Siamo profondamente indignati dal linguaggio e dall’approccio violento e fascistoide nei confronti di ragazzi che hanno alle spalle percorsi complessi, spesso colmi di disagio, che inevitabilmente rende il loro percorso di integrazione spesso molto difficile.

Ai Comuni è affidata l’accoglienza dei minori non accompagnati presenti sul territorio, anche a Piacenza questo comporta l’utilizzo di notevoli risorse con l’obiettivo di creare percorsi educativi e di integrazione che richiedono un grande sforzo organizzativo e gestionale.

Sforzi spesso vanificati dalla scellerata gestione dei flussi migratori, mantenuta scientemente caotica da parte del Governo Meloni allo scopo di instillare nei cittadini un senso di insicurezza e di precarietà da cavalcare in una perenne campagna elettorale su questo tema. L’attuale normativa sull’immigrazione rende di fatto impossibile accedere regolarmente sul territorio dello Stato; il Governo, invece di programmare un numero di ingressi sufficiente che anche le categorie produttive chiedono a gran voce, persiste con una politica che ha nel mantenimento in clandestinità dei migranti uno dei suoi cardini.

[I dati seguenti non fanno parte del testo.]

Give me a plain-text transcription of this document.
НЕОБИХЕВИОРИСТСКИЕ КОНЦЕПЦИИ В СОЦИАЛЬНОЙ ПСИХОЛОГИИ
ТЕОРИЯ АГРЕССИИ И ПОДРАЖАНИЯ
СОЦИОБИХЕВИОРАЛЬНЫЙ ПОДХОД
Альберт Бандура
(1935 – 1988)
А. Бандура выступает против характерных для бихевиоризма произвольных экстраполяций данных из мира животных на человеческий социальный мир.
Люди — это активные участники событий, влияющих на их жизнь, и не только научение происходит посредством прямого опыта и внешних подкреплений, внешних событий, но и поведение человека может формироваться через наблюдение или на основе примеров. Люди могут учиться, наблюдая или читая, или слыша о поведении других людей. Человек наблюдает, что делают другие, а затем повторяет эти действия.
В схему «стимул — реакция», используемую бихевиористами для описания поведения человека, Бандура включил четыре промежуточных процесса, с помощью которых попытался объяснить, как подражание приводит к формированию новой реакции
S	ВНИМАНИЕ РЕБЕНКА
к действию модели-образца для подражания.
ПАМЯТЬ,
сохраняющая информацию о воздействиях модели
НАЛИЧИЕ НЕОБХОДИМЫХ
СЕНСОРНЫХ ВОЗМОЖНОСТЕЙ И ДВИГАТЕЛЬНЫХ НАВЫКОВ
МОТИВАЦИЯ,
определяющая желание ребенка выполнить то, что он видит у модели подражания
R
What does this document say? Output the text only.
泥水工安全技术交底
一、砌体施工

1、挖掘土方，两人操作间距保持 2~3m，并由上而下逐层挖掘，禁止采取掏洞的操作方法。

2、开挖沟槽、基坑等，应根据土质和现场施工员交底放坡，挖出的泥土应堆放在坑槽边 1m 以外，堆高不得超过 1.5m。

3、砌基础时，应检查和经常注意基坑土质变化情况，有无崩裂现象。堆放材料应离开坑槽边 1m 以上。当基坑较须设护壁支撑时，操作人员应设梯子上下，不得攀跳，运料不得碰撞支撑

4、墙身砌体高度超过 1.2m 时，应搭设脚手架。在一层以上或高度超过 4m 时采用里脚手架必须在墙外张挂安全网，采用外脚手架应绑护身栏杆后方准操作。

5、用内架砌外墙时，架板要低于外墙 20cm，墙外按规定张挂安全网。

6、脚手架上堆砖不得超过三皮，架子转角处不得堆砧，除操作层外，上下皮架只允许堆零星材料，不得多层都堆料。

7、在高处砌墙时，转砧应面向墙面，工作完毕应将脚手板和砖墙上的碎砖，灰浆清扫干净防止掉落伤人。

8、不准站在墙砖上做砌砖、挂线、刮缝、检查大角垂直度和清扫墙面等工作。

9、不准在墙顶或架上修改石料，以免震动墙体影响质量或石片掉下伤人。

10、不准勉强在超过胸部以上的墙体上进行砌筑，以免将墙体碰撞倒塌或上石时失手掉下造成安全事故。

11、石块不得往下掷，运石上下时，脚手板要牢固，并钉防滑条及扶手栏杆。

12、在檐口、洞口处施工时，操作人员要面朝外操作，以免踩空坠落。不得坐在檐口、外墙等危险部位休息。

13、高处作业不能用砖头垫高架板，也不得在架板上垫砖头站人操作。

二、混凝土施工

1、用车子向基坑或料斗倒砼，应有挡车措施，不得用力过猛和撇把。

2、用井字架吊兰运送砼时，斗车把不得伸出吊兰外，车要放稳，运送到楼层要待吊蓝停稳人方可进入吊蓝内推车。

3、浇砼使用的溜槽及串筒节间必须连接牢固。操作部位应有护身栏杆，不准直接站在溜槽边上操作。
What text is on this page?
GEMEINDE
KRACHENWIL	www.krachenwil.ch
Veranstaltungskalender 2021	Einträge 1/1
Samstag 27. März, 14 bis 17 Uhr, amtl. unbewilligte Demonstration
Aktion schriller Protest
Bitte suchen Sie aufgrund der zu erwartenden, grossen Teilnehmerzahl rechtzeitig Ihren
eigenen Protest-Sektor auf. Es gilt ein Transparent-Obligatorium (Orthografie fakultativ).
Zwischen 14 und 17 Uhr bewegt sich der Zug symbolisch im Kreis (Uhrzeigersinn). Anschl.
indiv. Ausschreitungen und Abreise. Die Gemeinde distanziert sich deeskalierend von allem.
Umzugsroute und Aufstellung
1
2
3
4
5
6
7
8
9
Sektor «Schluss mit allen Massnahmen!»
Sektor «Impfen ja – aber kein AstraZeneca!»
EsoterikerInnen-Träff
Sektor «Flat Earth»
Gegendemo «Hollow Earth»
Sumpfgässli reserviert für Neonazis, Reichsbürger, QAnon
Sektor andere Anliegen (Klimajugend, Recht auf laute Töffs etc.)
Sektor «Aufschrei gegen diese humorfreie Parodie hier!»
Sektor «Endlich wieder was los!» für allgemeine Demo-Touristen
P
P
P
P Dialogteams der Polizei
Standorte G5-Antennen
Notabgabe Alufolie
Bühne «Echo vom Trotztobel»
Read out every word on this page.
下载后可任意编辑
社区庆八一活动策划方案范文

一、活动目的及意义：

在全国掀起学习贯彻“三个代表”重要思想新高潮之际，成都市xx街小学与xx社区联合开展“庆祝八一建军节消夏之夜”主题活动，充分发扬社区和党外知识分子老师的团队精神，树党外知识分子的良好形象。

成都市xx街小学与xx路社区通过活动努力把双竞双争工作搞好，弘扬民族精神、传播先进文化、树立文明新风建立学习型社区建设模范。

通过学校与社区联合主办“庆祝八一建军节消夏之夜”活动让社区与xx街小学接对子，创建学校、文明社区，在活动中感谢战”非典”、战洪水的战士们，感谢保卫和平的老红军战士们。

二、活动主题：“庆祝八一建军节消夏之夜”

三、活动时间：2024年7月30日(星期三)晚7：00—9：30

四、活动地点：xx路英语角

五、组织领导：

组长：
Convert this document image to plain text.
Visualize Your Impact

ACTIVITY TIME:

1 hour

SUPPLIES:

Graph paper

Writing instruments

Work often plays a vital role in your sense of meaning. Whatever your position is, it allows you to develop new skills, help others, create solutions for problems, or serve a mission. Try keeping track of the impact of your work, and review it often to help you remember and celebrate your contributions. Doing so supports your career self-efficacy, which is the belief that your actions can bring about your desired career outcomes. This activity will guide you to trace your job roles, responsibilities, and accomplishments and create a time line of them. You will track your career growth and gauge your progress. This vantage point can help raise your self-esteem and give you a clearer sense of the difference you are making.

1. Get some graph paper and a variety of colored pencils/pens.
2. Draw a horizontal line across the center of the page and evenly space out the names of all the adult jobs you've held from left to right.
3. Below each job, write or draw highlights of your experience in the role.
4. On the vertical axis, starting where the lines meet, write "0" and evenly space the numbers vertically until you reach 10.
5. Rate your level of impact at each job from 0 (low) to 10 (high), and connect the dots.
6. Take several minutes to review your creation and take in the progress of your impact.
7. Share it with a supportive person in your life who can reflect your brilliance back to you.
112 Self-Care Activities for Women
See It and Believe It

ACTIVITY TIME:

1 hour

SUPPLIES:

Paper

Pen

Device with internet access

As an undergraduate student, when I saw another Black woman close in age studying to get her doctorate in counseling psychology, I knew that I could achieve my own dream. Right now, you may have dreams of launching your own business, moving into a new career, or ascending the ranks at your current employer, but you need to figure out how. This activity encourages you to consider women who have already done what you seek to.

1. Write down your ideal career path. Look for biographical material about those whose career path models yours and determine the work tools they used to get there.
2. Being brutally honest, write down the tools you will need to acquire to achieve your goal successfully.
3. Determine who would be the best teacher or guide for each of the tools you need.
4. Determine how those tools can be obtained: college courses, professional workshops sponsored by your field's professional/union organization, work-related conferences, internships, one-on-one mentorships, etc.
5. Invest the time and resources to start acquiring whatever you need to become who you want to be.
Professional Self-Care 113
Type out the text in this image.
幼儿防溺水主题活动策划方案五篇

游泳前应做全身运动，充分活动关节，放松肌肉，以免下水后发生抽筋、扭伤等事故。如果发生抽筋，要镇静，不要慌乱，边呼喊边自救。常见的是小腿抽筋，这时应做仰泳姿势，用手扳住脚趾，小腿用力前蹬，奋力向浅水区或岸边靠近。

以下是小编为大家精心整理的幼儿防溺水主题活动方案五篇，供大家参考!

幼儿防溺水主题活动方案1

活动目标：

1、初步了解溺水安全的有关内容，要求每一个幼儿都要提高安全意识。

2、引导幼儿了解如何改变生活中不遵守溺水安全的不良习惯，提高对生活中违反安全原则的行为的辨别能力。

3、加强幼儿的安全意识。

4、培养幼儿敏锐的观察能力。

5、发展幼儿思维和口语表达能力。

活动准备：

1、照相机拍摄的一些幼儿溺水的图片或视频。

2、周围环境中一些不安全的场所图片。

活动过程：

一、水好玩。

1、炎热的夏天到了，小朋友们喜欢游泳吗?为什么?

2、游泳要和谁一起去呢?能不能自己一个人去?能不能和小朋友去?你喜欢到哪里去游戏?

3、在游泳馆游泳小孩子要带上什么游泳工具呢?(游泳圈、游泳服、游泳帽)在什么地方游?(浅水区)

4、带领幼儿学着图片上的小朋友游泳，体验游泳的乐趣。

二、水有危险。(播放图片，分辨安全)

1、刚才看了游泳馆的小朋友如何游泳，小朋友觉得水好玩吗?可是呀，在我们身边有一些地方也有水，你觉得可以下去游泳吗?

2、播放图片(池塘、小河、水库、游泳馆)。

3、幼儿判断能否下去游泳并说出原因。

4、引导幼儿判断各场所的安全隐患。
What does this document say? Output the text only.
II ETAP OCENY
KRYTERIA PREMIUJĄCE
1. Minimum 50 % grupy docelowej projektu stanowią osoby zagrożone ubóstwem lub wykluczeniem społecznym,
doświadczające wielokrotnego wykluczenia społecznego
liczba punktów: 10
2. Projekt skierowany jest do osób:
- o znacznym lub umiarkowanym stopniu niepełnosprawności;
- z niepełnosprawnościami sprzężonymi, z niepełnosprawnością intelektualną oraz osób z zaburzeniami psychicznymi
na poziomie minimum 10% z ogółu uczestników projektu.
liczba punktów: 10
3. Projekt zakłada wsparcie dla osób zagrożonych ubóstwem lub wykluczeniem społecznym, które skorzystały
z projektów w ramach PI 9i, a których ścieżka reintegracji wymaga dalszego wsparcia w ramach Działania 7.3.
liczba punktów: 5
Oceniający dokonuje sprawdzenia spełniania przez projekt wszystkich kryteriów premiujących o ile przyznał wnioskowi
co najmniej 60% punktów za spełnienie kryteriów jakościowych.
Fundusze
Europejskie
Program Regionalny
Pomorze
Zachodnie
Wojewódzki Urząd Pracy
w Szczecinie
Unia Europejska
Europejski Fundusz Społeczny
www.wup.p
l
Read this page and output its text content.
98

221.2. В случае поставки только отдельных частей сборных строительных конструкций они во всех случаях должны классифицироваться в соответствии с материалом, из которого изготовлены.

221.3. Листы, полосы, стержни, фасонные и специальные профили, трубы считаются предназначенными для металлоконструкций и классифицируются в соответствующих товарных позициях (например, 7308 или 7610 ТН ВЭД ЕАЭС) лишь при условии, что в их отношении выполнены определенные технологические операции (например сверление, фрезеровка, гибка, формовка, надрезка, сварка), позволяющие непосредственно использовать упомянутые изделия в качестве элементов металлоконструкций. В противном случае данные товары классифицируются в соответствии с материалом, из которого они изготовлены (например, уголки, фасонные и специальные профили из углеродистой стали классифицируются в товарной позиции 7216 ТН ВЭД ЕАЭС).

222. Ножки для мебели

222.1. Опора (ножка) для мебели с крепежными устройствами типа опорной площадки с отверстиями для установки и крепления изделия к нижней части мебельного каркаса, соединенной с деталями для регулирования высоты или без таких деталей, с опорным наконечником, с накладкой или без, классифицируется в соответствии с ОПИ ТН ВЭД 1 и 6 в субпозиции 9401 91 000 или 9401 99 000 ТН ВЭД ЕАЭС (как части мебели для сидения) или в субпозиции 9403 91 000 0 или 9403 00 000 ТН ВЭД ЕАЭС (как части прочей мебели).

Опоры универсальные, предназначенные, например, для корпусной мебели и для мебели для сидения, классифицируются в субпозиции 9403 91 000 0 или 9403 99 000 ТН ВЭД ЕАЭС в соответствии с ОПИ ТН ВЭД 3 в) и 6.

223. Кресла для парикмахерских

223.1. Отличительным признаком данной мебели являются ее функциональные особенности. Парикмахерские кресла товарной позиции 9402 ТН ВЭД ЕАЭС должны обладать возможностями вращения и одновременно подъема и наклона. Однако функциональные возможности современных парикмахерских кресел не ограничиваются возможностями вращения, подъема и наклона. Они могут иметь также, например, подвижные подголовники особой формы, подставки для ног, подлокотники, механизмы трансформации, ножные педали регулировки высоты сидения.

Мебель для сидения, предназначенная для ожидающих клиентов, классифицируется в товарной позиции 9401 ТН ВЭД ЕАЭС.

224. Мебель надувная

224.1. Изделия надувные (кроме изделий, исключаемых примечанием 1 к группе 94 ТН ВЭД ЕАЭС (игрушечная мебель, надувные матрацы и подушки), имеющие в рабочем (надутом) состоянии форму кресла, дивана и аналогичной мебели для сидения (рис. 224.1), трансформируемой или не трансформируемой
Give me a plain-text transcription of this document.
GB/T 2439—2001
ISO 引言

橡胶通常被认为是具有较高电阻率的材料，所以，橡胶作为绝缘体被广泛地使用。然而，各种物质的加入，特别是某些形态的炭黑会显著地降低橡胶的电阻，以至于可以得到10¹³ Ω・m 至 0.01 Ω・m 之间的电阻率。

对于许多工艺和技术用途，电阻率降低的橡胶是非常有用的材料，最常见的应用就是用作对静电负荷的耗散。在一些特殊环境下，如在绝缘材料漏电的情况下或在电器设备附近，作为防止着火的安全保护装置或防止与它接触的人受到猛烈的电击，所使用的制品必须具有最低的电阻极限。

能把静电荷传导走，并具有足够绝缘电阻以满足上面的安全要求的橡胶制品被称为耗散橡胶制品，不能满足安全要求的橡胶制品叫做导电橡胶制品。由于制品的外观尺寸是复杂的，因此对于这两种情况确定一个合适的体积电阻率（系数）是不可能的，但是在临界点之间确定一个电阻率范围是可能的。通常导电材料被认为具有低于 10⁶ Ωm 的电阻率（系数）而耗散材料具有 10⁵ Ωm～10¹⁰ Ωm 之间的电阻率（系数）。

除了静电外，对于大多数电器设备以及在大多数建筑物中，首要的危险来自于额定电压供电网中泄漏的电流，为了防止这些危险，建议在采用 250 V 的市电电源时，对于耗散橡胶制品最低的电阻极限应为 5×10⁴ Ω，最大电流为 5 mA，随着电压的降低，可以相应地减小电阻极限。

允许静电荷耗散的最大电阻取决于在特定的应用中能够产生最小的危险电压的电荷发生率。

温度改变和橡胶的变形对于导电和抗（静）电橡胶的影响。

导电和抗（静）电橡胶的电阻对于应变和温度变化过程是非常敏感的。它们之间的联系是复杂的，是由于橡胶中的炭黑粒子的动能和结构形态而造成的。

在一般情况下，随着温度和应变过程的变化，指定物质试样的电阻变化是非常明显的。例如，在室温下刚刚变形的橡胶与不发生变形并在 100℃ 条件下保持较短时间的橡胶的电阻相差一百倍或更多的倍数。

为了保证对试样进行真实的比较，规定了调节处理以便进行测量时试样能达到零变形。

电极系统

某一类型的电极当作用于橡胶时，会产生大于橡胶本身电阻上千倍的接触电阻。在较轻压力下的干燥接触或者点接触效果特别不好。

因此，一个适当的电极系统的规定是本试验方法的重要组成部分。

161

Il coordinatore di questo gruppo neofascista, peraltro, ha scritto un post sui social appena dopo una sortita di analogo tenore da parte di Fratelli di Italia in Consiglio Comunale a Piacenza; partito che troppo spesso dà sponda e copertura politica ai neofascisti del Veneto Fronte Skinhead.

Piacenza non ha bisogno di ferocia, violenza o rigurgiti neofascisti nel dibattito cittadino. Abbiamo necessità di accogliere e favorire l’integrazione delle tante persone che arrivano in Italia sperando in un futuro degno di questo nome.